Volontari in trincea, ma senza bandiere

di Redazione

Conosco bene la gente d’Abruzzo, forte e gentile. Ho vissuto cinque anni a Chieti, da ragazzo, e vi sono tornato più volte. Una terra difficile, aspra, molto bella. Immagino come vivranno, nei prossimi mesi, gli scampati al terremoto. Si rimboccheranno le maniche, soprattutto gli anziani, uomini e donne scavati nella montagna, di poche parole, senza retorica, senza eccessi emotivi. Difficilmente accetteranno sogni di “new towns” e preferiranno rimettere in piedi le loro case, mattone su mattone, magari utilizzando finalmente materiali antisismici per davvero, e non per finta, come sembra sia accaduto in molti casi.
Una Pasqua nella quale saranno protagonisti di ogni immagine televisiva e di ogni pagina di giornale, ma questa esposizione mediatica, lo sanno bene, finirà presto. E quel loro carattere schivo, quel pudore dignitoso, già evidente in questi giorni, non li spingerà mai a proteste plateali, a esibire il disagio, l’improvvisa mancanza di affetti, di oggetti, di luoghi condivisi. È qui che spero si innesti la parte migliore del nostro Paese, quel volontariato efficiente e organizzato, pronto a scattare e a fornire risposte concrete, semplici, giuste.

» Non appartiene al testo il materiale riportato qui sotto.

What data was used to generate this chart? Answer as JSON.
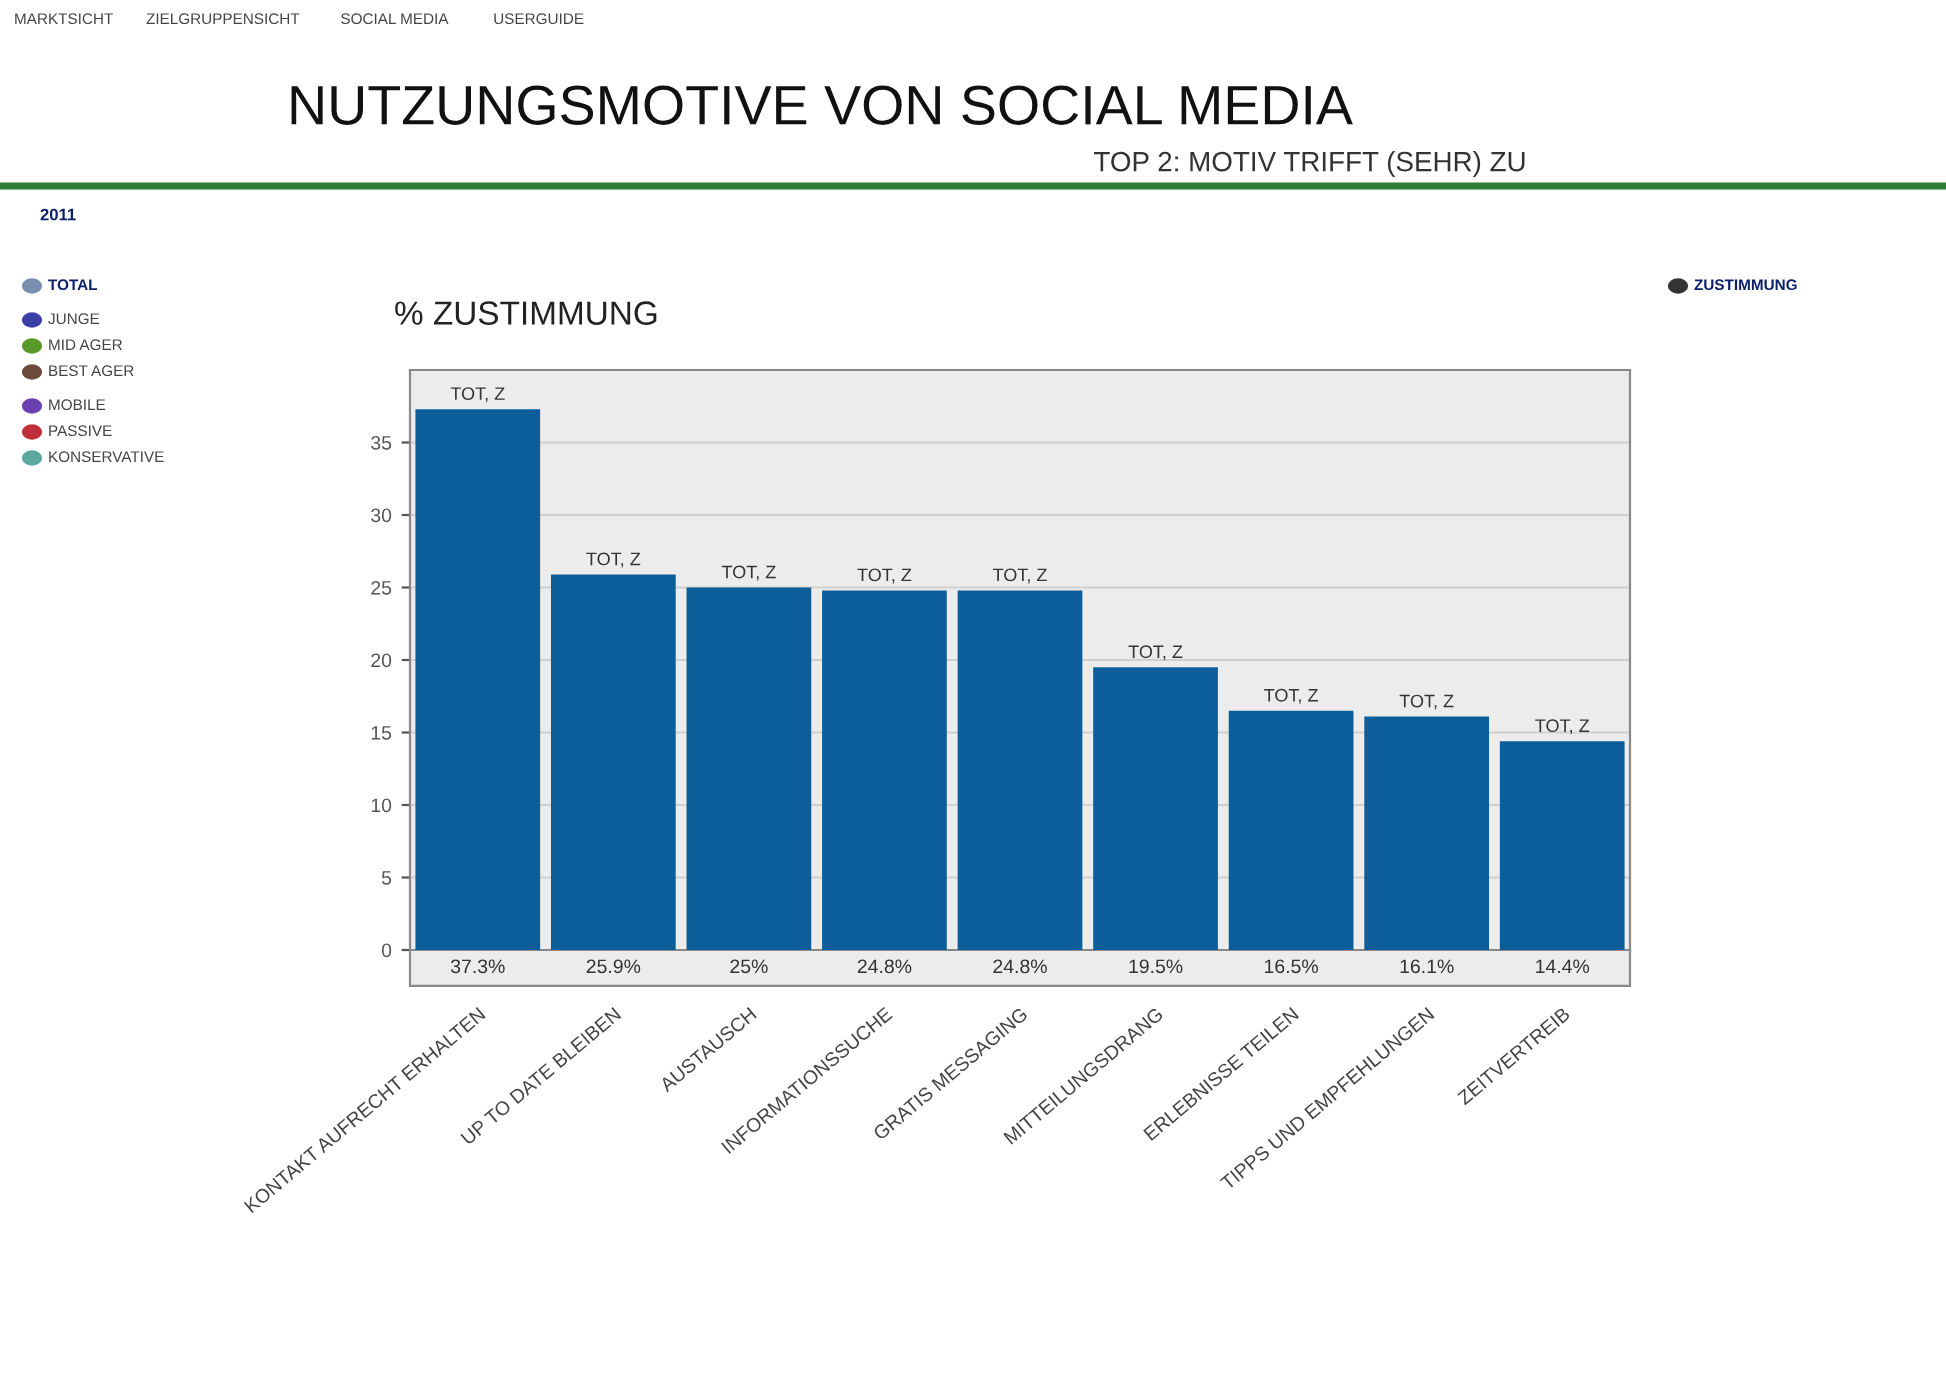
{
  "chart_data": [
    {
      "type": "bar",
      "title": "NUTZUNGSMOTIVE VON SOCIAL MEDIA",
      "subtitle": "TOP 2: MOTIV TRIFFT (SEHR) ZU",
      "ylabel": "% ZUSTIMMUNG",
      "categories": [
        "KONTAKT AUFRECHT ERHALTEN",
        "UP TO DATE BLEIBEN",
        "AUSTAUSCH",
        "INFORMATIONSSUCHE",
        "GRATIS MESSAGING",
        "MITTEILUNGSDRANG",
        "ERLEBNISSE TEILEN",
        "TIPPS UND EMPFEHLUNGEN",
        "ZEITVERTREIB"
      ],
      "values": [
        37.3,
        25.9,
        25,
        24.8,
        24.8,
        19.5,
        16.5,
        16.1,
        14.4
      ],
      "value_labels": [
        "37.3%",
        "25.9%",
        "25%",
        "24.8%",
        "24.8%",
        "19.5%",
        "16.5%",
        "16.1%",
        "14.4%"
      ],
      "color": "#0b5e99",
      "ylim": [
        0,
        40
      ],
      "yticks": [
        0,
        5,
        10,
        15,
        20,
        25,
        30,
        35
      ],
      "grid": "y",
      "annotations": [
        {
          "text": "TOT, Z",
          "x": "KONTAKT AUFRECHT ERHALTEN",
          "y": 37.3
        },
        {
          "text": "TOT, Z",
          "x": "UP TO DATE BLEIBEN",
          "y": 25.9
        },
        {
          "text": "TOT, Z",
          "x": "AUSTAUSCH",
          "y": 25
        },
        {
          "text": "TOT, Z",
          "x": "INFORMATIONSSUCHE",
          "y": 24.8
        },
        {
          "text": "TOT, Z",
          "x": "GRATIS MESSAGING",
          "y": 24.8
        },
        {
          "text": "TOT, Z",
          "x": "MITTEILUNGSDRANG",
          "y": 19.5
        },
        {
          "text": "TOT, Z",
          "x": "ERLEBNISSE TEILEN",
          "y": 16.5
        },
        {
          "text": "TOT, Z",
          "x": "TIPPS UND EMPFEHLUNGEN",
          "y": 16.1
        },
        {
          "text": "TOT, Z",
          "x": "ZEITVERTREIB",
          "y": 14.4
        }
      ]
    },
    {
      "type": "other",
      "annotations": [
        "MARKTSICHT",
        "ZIELGRUPPENSICHT",
        "SOCIAL MEDIA",
        "USERGUIDE"
      ]
    },
    {
      "type": "other",
      "annotations": [
        "2011"
      ]
    },
    {
      "type": "other",
      "annotations": [
        "TOTAL",
        "JUNGE",
        "MID AGER",
        "BEST AGER",
        "MOBILE",
        "PASSIVE",
        "KONSERVATIVE"
      ],
      "colors": [
        "#7a8fb0",
        "#3b3fa8",
        "#5a9a2a",
        "#6b4a3a",
        "#6a3fb0",
        "#c0303a",
        "#5aa8a0"
      ]
    },
    {
      "type": "other",
      "annotations": [
        "ZUSTIMMUNG"
      ],
      "colors": [
        "#333333"
      ]
    }
  ]
}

È incredibile davvero la qualità e la quantità delle iniziative che si stanno moltiplicando, spontanee, ma quasi sempre inserite in un contesto serio di protezione civile moderna. La lezione che se ne trae è evidente: il volontariato italiano è una risorsa formidabile del nostro Paese, e avvenimenti drammatici come questi fanno scattare tutti come si deve, come si può. Ma se questo è vero, allora è proprio necessario dare forza a questo mondo tutto l’anno, ascoltandolo meglio, valorizzandone le competenze, rafforzandone l’utilità sociale, non sostitutiva dello Stato, ma decisiva per il rapporto diretto con la gente, con i diritti, con i bisogni. Senza bandiere di parte.